Ao lado da mulher, ícone do movimento feminista Simone de Beauvoir, o filósofo Jean-Paul Sartre passou dois meses e meio no país, e percorreu mais de dez cidades, incluindo Recife, Salvador, Rio, São Paulo e Ouro Preto.
No Rio, Simone e Sartre chegaram a ser fotografados andando na antiga calçada da orla da Praia de Copacabana e suas conferências obtiveram grande êxito.
Já na passagem por Brasília, o casal manteve encontro com o presidente Juscelino Kubitschek, em 22 de setembro de 1960. Na capital, que acabara de se transferir do Rio, Simone e Sartre conversaram sobre o futuro e o desenvolvimento do Brasil.
A maior parte da programação foi organizada pelo casal Jorge Amado e Zélia Gattai, que conheceram Sartre e Simone na França, em encontros do Partido Comunista.

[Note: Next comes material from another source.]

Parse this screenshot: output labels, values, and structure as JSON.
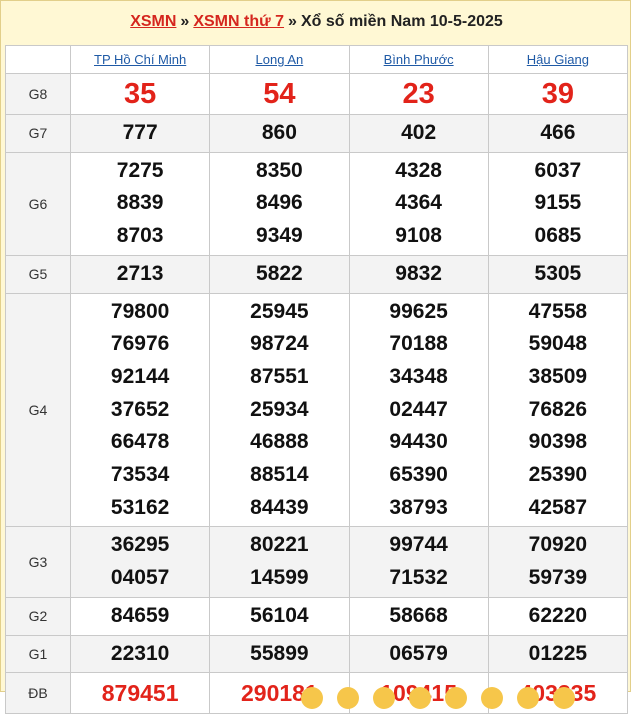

Ao visitar o Brasil, Sartre encontrava-se no auge de sua atuação como crítico da sociedade capitalista e era um influente ativista político. No cenário mundial destacava-se a Guerra Fria, com ameaças de um conflito devastador pelo uso de armas atômicas.
O Brasil e os demais países sul-americanos estavam na rota de interesse das disputas expansionistas, do comunismo da União Soviética de um lado, e do capitalismo defendido pelos americanos. Cuba, que acabara de passar por um movimento revolucionário, estava prestes a se tornar território comunista, tornando eminente o risco de expansão desse regime para os demais países do continente.
A viagem foi um estrondoso sucesso de mídia. Sartre deu entrevistas na televisão, apareceu em colunas sociais, participou de inúmeras conferências e se encontrou com comunistas históricos, como Luís Carlos Prestes e Oscar Niemeyer.
Sartre e Simone visitaram ainda Porto Alegre, São Paulo Belo Horizonte, Ouro Preto, Congonhas, Brasília, Fortaleza, Belém e Manaus.
Destaca-se como uma das mais importantes a visita que fizeram à Faculdade de Filosofia, Ciências e Letras de Araraquara, onde ele proferiu uma conferência dedicada à filosofia. Esse acontecimento resultou numa data memorável para a instituição, para a cidade paulista e um dos eventos mais importantes da vinda do casal para o Brasil.
Simone de Beauvoir representou a mais importante personalidade do movimento feminista em sua passagem pelo país. Seu pensamento a respeito de gênero desenvolve-se a partir da condição da mulher, e suas ideias têm influência do existencialismo de Sartre.
Sua presença em diversas regiões no Brasil resultou num diário em que a escritora registrou suas impressões sobre as cidades brasileiras, os costumes, as misérias e os preconceitos contra a mulher. Esses relatos foram publicados no livro “Sob o signo da história”, lançado originalmente em português em 1965.
Ao longo da visita, Sartre fez grandes elogios ao Brasil e anunciou que voltaria posteriormente como turista, o que nunca aconteceu. Em 1964, as ideias revolucionárias que defendeu seriam sufocadas por um golpe militar.
Sartre disse também que não sabia se sua filosofia sobreviveria a ele. Mas, tal como em todo o resto do mundo, ela influenciou, também no Brasil, gerações futuras de intelectuais, servindo como guia de grande parte do pensamento filosófico brasileiro.